Svein Moxnes Harfjeld
Co-CEO, DHT Holdings, Inc.

I think you can follow up offline with Wilhelm Flinder on that. The ships next year are a bit different vintage. There is less sort of equipment installation and stuff like that. Feel free to follow up directly with him.

Chris Tsung
Analyst, Webber Research

Okay. Yeah, will do. Thank you so much. That's it for me.

Svein Moxnes Harfjeld
Co-CEO, DHT Holdings, Inc.

Thank you.

Operator

Thank you. Once again, ladies and gentlemen, it's star and one on the telephone, if you wish to ask a question. We do have one more question at this time. This comes from the line of Michael Mouskov of MRM. Please go ahead.

Michael Mouskov
Analyst, MRM

appreciate it. Can you elaborate on 2 things? Can you elaborate on when you said if they lift sanctions, it could change the landscape, in what manner? The other thing is, I was on a Capital Link conference with the tanker CEOs of Euronav, INSW and Frontline, and all of them said by the end of next year, they expect VLCCs to be 40,000+ based on basically some of the things you noted in your press release. Love to know what your thought is on that too. Thank you.

Svein Moxnes Harfjeld
Co-CEO, DHT Holdings, Inc.

To your first question, today, Iran is selling part of their oil sort of under the embargo regime, so they have to sell it at a discounted price. They have to use ships that are willing to trade embargo oil, and they have to pay a premium for those ships.
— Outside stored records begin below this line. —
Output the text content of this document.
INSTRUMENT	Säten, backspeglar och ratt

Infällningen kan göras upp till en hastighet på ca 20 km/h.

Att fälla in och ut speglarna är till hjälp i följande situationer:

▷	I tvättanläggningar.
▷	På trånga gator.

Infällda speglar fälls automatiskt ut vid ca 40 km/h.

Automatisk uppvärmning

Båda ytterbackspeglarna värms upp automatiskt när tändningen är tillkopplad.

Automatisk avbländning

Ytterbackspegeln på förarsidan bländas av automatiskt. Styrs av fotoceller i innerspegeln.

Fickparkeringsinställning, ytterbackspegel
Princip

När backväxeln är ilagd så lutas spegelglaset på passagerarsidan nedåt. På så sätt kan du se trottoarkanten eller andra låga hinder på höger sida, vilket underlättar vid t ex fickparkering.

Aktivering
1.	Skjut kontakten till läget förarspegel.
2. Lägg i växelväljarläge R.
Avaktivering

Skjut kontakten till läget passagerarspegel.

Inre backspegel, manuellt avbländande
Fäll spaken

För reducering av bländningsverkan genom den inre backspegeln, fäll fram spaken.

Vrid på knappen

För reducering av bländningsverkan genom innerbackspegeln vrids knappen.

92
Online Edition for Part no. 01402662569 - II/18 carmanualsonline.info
These are the old tankers, if you like, that are involved in this trade. If sanctions gets lifted, then that oil will be traded in the market at market prices, and they will have access to freight at market prices. We think these older ships that are involved in that trade, then they will, because they have been in sanctioned trade, they will be out of business.
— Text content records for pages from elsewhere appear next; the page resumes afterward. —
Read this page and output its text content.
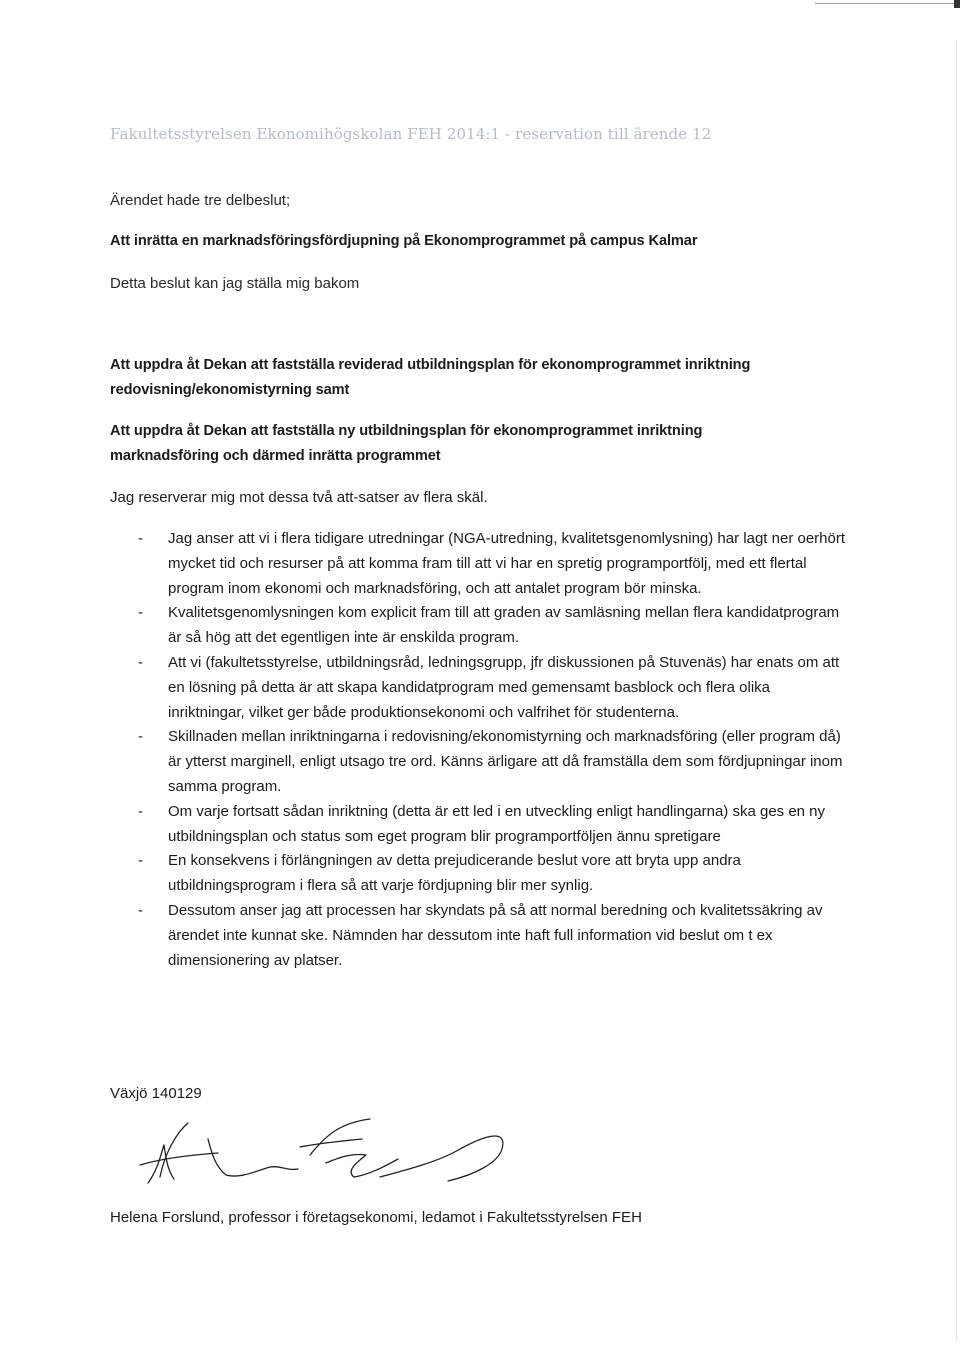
Fakultetsstyrelsen Ekonomihögskolan FEH 2014:1 - reservation till ärende 12
Ärendet hade tre delbeslut;
Att inrätta en marknadsföringsfördjupning på Ekonomprogrammet på campus Kalmar
Detta beslut kan jag ställa mig bakom
Att uppdra åt Dekan att fastställa reviderad utbildningsplan för ekonomprogrammet inriktning
redovisning/ekonomistyrning samt
Att uppdra åt Dekan att fastställa ny utbildningsplan för ekonomprogrammet inriktning
marknadsföring och därmed inrätta programmet
Jag reserverar mig mot dessa två att-satser av flera skäl.
- Jag anser att vi i flera tidigare utredningar (NGA-utredning, kvalitetsgenomlysning) har lagt ner oerhört mycket tid och resurser på att komma fram till att vi har en spretig programportfölj, med ett flertal program inom ekonomi och marknadsföring, och att antalet program bör minska.
- Kvalitetsgenomlysningen kom explicit fram till att graden av samläsning mellan flera kandidatprogram är så hög att det egentligen inte är enskilda program.
- Att vi (fakultetsstyrelse, utbildningsråd, ledningsgrupp, jfr diskussionen på Stuvenäs) har enats om att en lösning på detta är att skapa kandidatprogram med gemensamt basblock och flera olika inriktningar, vilket ger både produktionsekonomi och valfrihet för studenterna.
- Skillnaden mellan inriktningarna i redovisning/ekonomistyrning och marknadsföring (eller program då) är ytterst marginell, enligt utsago tre ord. Känns ärligare att då framställa dem som fördjupningar inom samma program.
- Om varje fortsatt sådan inriktning (detta är ett led i en utveckling enligt handlingarna) ska ges en ny utbildningsplan och status som eget program blir programportföljen ännu spretigare
- En konsekvens i förlängningen av detta prejudicerande beslut vore att bryta upp andra utbildningsprogram i flera så att varje fördjupning blir mer synlig.
- Dessutom anser jag att processen har skyndats på så att normal beredning och kvalitetssäkring av ärendet inte kunnat ske. Nämnden har dessutom inte haft full information vid beslut om t ex dimensionering av platser.
Växjö 140129
Helena Forslund, professor i företagsekonomi, ledamot i Fakultetsstyrelsen FEH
That oil will then benefit the rest of the fleet, which is sort of the normal fleet, if you like. the older ships, we think, will then disappear from the scene. the net benefit of that is a smaller fleet and more oil in the market. That's why we think this is a potentially good event. On your second question, you know, I've been in this game for 30 years and I am not prepared to give you that number.

Michael Mouskov
Analyst, MRM

You're hesitant to give the number.

Svein Moxnes Harfjeld
Co-CEO, DHT Holdings, Inc.

Uh, uh-

Michael Mouskov
Analyst, MRM

Okay.

Svein Moxnes Harfjeld
Co-CEO, DHT Holdings, Inc.

I will not provide a number. You know, when we sort of give ideas and opinions on direction of the market, that is, a sort of genuine belief. Let's see what, how it will play out.

Michael Mouskov
Analyst, MRM

Okay. Appreciate it. Thank you so much.

Svein Moxnes Harfjeld
Co-CEO, DHT Holdings, Inc.

Thank you.

Operator

Thank you. It appears there are no further questions at this time. Svein, back to you.

Svein Moxnes Harfjeld
Co-CEO, DHT Holdings, Inc.

Thank you very much to everyone for staying tuned on this deal. Wishing you all a good day ahead. Take care.